A meta fiscal será zero para 2025, igual a este ano, com uma alta gradual até chegar a 1% do PIB (Produto Interno Bruto) em 2028.
Os números sinalizam uma flexibilização em relação à promessa feita no ano passado, na apresentação do novo arcabouço fiscal, de entregar um superávit de 0,5% do PIB no ano que vem e alcançar um resultado positivo de 1% do PIB já em 2026, último ano de mandato de Lula.
A opção do Executivo pela meta zero no ano que vem também indica ainda a possibilidade de novo déficit, já que há uma margem de tolerância de 0,25% do PIB para mais ou menos. Isso significa um resultado positivo ou negativo em até R$ 31 bilhões.
O próprio governo já prevê um resultado negativo de R$ 29,1 bilhões para 2025. No entanto, a decisão do STF (Supremo Tribunal Federal) que permitiu despedalar o pagamento de sentenças judiciais (precatórios) autorizou descontar da meta fiscal os valores extraordinários quitados em 2025 e 2026.
No ano que vem, os precatórios fora da meta somam R$ 39,9 bilhões. Com isso, o resultado que conta para saber se o alvo foi cumprido ou não fica positivo em R$ 10,8 bilhões (ou 0,1% do PIB).

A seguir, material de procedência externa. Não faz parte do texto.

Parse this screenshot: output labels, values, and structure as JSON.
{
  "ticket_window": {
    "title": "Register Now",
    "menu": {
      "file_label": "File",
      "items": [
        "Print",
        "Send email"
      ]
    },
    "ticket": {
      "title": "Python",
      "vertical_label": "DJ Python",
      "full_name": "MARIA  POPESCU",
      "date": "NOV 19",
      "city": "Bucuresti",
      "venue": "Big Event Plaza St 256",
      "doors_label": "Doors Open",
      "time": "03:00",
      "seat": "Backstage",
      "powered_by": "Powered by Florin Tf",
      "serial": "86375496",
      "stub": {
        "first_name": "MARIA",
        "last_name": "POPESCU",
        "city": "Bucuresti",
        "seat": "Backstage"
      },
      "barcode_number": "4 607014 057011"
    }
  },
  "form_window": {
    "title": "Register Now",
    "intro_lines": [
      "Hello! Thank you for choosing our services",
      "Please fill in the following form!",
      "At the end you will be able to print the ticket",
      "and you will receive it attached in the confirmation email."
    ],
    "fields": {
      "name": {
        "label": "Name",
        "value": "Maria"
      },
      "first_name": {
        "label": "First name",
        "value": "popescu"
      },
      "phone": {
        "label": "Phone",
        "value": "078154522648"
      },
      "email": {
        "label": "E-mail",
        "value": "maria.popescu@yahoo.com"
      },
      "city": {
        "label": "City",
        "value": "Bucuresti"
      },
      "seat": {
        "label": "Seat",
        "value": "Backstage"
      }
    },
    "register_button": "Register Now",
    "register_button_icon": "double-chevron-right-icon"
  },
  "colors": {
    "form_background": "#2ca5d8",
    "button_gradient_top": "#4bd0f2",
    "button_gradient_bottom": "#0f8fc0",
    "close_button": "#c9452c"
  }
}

Além da piora do cenário fiscal, o Executivo também reduziu a velocidade do ajuste fiscal. Se antes o esforço adicional era de 0,5 ponto percentual ao ano, a melhora do resultado agora será de 0,25 ponto ao ano em 2026 e 2027.
Após o déficit zero no ano que vem, o governo prevê um superávit de 0,25% do PIB em 2026 (R$ 33,1 bilhões), 0,50% do PIB em 2027 (R$ 70,7 bilhões) e 1% do PIB em 2028 (R$ 150,7 bilhões), os dois últimos já no primeiro biênio do mandato do próximo presidente da República.
A intenção do governo de perseguir uma meta menos ambiciosa foi revelada pela Folha de S.Paulo. O número consta no PLDO (projeto de Lei de Diretrizes Orçamentárias) de 2025, apresentado nesta segunda-feira (15).
A piora no alvo da política fiscal deve ter consequências negativas sobre a trajetória da dívida pública. Segundo estimativas da própria área econômica, é preciso um superávit de 1% do PIB para estabilizar a dívida -patamar que, agora, só deve ser alcançado no próximo governo.
Pelas projeções do Executivo, a dívida continuará subindo até 2027, quando alcançará os 79,7% do PIB, para só então começar a cair lentamente até 74,5% do PIB em 2034 -ainda assim, um patamar semelhante ao observado no fim de 2023 (74,4% do PIB).
Na tarde desta segunda, a poucas horas da divulgação oficial, o ministro Fernando Haddad (Fazenda) confirmou à Globonews a meta zero em 2025, em uma inusual entrevista exclusiva concedida pelo chefe da pasta antes de uma coletiva à imprensa convocada para tratar justamente do PLDO.
Nem Haddad nem a ministra Simone Tebet (Planejamento e Orçamento) participaram da coletiva para justificar a piora no cenário fiscal, tarefa que coube a secretários das duas pastas.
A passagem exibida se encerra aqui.